Kansas City Women in Technology’s vision is to grow the number of women in technology careers in Kansas City. Our mission statement highlights how we will do this:

1. Educational workshops & speakers for young girls
To grow our numbers, we have to get girls interested in technology careers early. Even in 2013, a world so focused on technology still fails at showcasing these careers. Girls often have no concept of jobs with computers that are available because they’re simply not talked about. KCWiT is working to provide workshops and camps for girls to introduce them to creating through technology, and give them the self-confidence to pursue career ideas traditional targeted towards boys. KCWiT is involved with Kansas City school districts, assisting in tailoring curriculum to match desired skills currently needed in the industry.

“The technology industry is one of the fastest-growing industries in the U.S.
The United States Department of Labor estimates that by 2018 there will be
more than 1.4 million total new computing-related job openings when
considering growth and replacement needs. Technology job opportunities
are predicted to grow at a faster rate than all other jobs in the professional
sector, or up to 22 percent over the next decade.”

– Bureau of Labor Statistics, Monthly Labor Review.

2. Mentoring for high school & college girls considering technology career paths
The ratios of women vs. men in technology courses is still vastly unbalanced, and there are few mentors available for girls needing support in these areas like computer science, robotics, or web development.

“Despite the increasing number of computing jobs, interest in these majors and
careers has steadily declined over the past decade. Fewer students also are
enrolling in computer science and graduating with computer science degrees.
If current trends continue, by 2018 the industry will only be able to fill half of
its available jobs with candidates holding computer science bachelor’s degrees
from U.S. universities.”

– NCWIT, By the Numbers 2009.

3. Networking events & volunteer opportunities for current professionals.
Though many women may start in technology, the dropout rate for professionals is staggering. Growing the number of women in technology includes the need to retain women currently in it. Networking events aim to meet all the needs of the members, be it growing certain skills, building relationships, re-inspiring techie-love through mentoring, or just giving the reassurance that “I’m not the only one”.

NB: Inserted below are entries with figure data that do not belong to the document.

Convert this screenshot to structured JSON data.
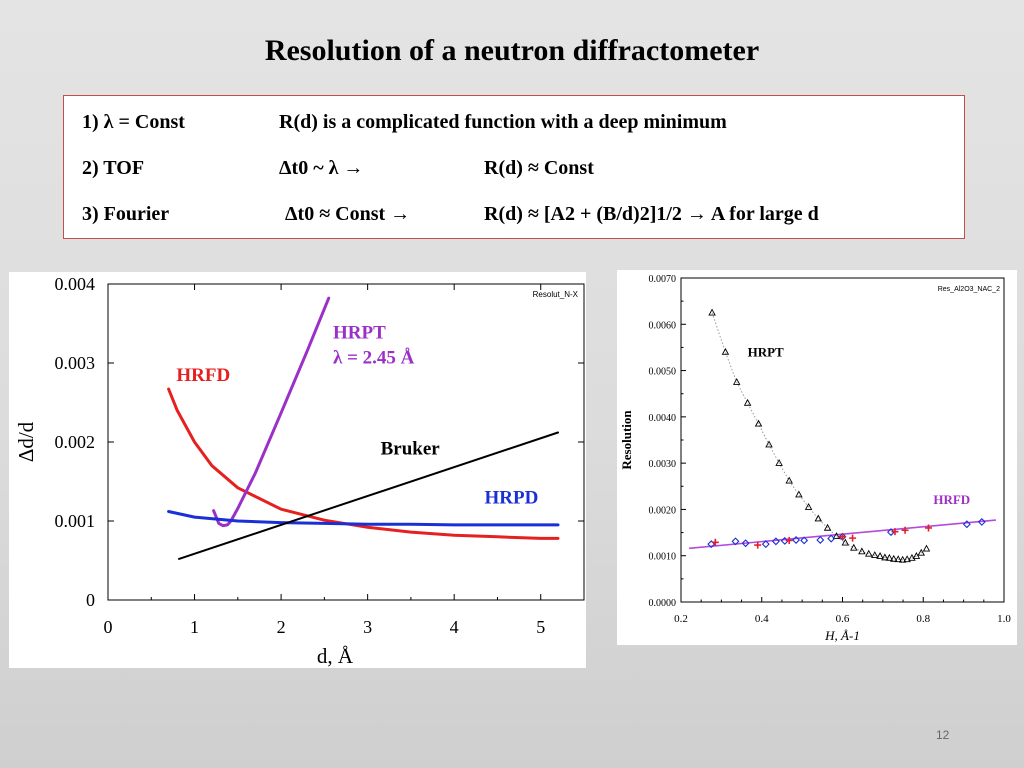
{
  "slide": {
    "title": "Resolution of a neutron diffractometer",
    "page_number": "12"
  },
  "info_box": {
    "rows": [
      {
        "method": "1) λ = Const",
        "relation": "R(d) is a complicated function with a deep minimum",
        "result": ""
      },
      {
        "method": "2) TOF",
        "relation": "Δt0 ~ λ  →",
        "result": "R(d) ≈ Const"
      },
      {
        "method": "3) Fourier",
        "relation": "Δt0 ≈ Const  →",
        "result": "R(d) ≈ [A2 + (B/d)2]1/2  →  A for large d"
      }
    ]
  },
  "chart_data": [
    {
      "type": "line",
      "corner_label": "Resolut_N-X",
      "xlabel": "d, Å",
      "ylabel": "Δd/d",
      "xlim": [
        0,
        5.5
      ],
      "ylim": [
        0,
        0.004
      ],
      "xticks": [
        0,
        1,
        2,
        3,
        4,
        5
      ],
      "yticks": [
        0,
        0.001,
        0.002,
        0.003,
        0.004
      ],
      "ytick_labels": [
        "0",
        "0.001",
        "0.002",
        "0.003",
        "0.004"
      ],
      "series": [
        {
          "name": "HRFD",
          "color": "#e52020",
          "x": [
            0.7,
            0.8,
            1.0,
            1.2,
            1.5,
            2.0,
            2.5,
            3.0,
            3.5,
            4.0,
            4.5,
            5.0,
            5.2
          ],
          "y": [
            0.00267,
            0.0024,
            0.002,
            0.0017,
            0.00142,
            0.00115,
            0.00101,
            0.00092,
            0.00086,
            0.00082,
            0.0008,
            0.00078,
            0.00078
          ]
        },
        {
          "name": "HRPT",
          "sublabel": "λ = 2.45 Å",
          "color": "#9b30c8",
          "x": [
            1.22,
            1.28,
            1.33,
            1.38,
            1.42,
            1.5,
            1.7,
            2.0,
            2.3,
            2.55
          ],
          "y": [
            0.00113,
            0.00097,
            0.00094,
            0.00095,
            0.001,
            0.00116,
            0.0016,
            0.00237,
            0.00315,
            0.00382
          ]
        },
        {
          "name": "HRPD",
          "color": "#1a2fd6",
          "x": [
            0.7,
            1.0,
            1.5,
            2.0,
            2.5,
            3.0,
            3.5,
            4.0,
            4.5,
            5.0,
            5.2
          ],
          "y": [
            0.00112,
            0.00105,
            0.001,
            0.00098,
            0.00097,
            0.00096,
            0.00096,
            0.00095,
            0.00095,
            0.00095,
            0.00095
          ]
        },
        {
          "name": "Bruker",
          "color": "#000000",
          "x": [
            0.82,
            5.2
          ],
          "y": [
            0.00052,
            0.00212
          ]
        }
      ]
    },
    {
      "type": "scatter",
      "corner_label": "Res_Al2O3_NAC_2",
      "xlabel": "H, Å-1",
      "ylabel": "Resolution",
      "xlim": [
        0.2,
        1.0
      ],
      "ylim": [
        0,
        0.007
      ],
      "xticks": [
        0.2,
        0.4,
        0.6,
        0.8,
        1.0
      ],
      "xtick_labels": [
        "0.2",
        "0.4",
        "0.6",
        "0.8",
        "1.0"
      ],
      "yticks": [
        0,
        0.001,
        0.002,
        0.003,
        0.004,
        0.005,
        0.006,
        0.007
      ],
      "ytick_labels": [
        "0.0000",
        "0.0010",
        "0.0020",
        "0.0030",
        "0.0040",
        "0.0050",
        "0.0060",
        "0.0070"
      ],
      "series": [
        {
          "name": "HRPT",
          "marker": "triangle",
          "color": "#000000",
          "x": [
            0.277,
            0.31,
            0.338,
            0.365,
            0.392,
            0.418,
            0.443,
            0.468,
            0.492,
            0.516,
            0.54,
            0.563,
            0.585,
            0.607,
            0.628,
            0.648,
            0.665,
            0.68,
            0.693,
            0.705,
            0.716,
            0.727,
            0.738,
            0.749,
            0.76,
            0.772,
            0.783,
            0.795,
            0.808
          ],
          "y": [
            0.00625,
            0.0054,
            0.00475,
            0.0043,
            0.00385,
            0.0034,
            0.003,
            0.00262,
            0.00232,
            0.00205,
            0.0018,
            0.0016,
            0.00142,
            0.00128,
            0.00117,
            0.00109,
            0.00104,
            0.00101,
            0.00099,
            0.00096,
            0.00095,
            0.00093,
            0.00092,
            0.00091,
            0.00092,
            0.00095,
            0.00099,
            0.00106,
            0.00115
          ]
        },
        {
          "name": "HRFD",
          "marker": "diamond",
          "color": "#1a2fd6",
          "x": [
            0.275,
            0.335,
            0.36,
            0.41,
            0.435,
            0.457,
            0.485,
            0.505,
            0.545,
            0.572,
            0.6,
            0.72,
            0.908,
            0.945
          ],
          "y": [
            0.00125,
            0.00131,
            0.00127,
            0.00125,
            0.00131,
            0.00132,
            0.00134,
            0.00133,
            0.00134,
            0.00137,
            0.00141,
            0.00151,
            0.00168,
            0.00173
          ]
        },
        {
          "name": "",
          "marker": "plus",
          "color": "#e0202a",
          "x": [
            0.285,
            0.39,
            0.468,
            0.6,
            0.625,
            0.73,
            0.755,
            0.813
          ],
          "y": [
            0.00129,
            0.00123,
            0.00133,
            0.00141,
            0.00138,
            0.00152,
            0.00155,
            0.0016
          ]
        },
        {
          "name": "",
          "type": "fit-line",
          "color": "#b44adc",
          "x": [
            0.22,
            0.98
          ],
          "y": [
            0.00116,
            0.00177
          ]
        }
      ],
      "curve_labels": {
        "HRPT": "HRPT",
        "HRFD": "HRFD"
      }
    }
  ]
}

“According to a study by the Center for Work-Life Policy, 74 percent of women in
technology report “loving their work,” yet these women leave their careers at a
staggering rate: 56 percent of technical women leave at the “mid-level” point
just when the loss of their talent is most costly to companies. This is more than
double the quit rate for men. It is also higher than the quit rate for women in
science and engineering.”

– Hewlett et al, The Athena Factor.

The board behind Kansas City Women in Technology is comprised of people currently ‘in the trenches’, giving them a fresh perspective on providing tools for women still trying to make their mark on the industry, and creating opportunities for established members to mentor and help shape the next generation of women in tech.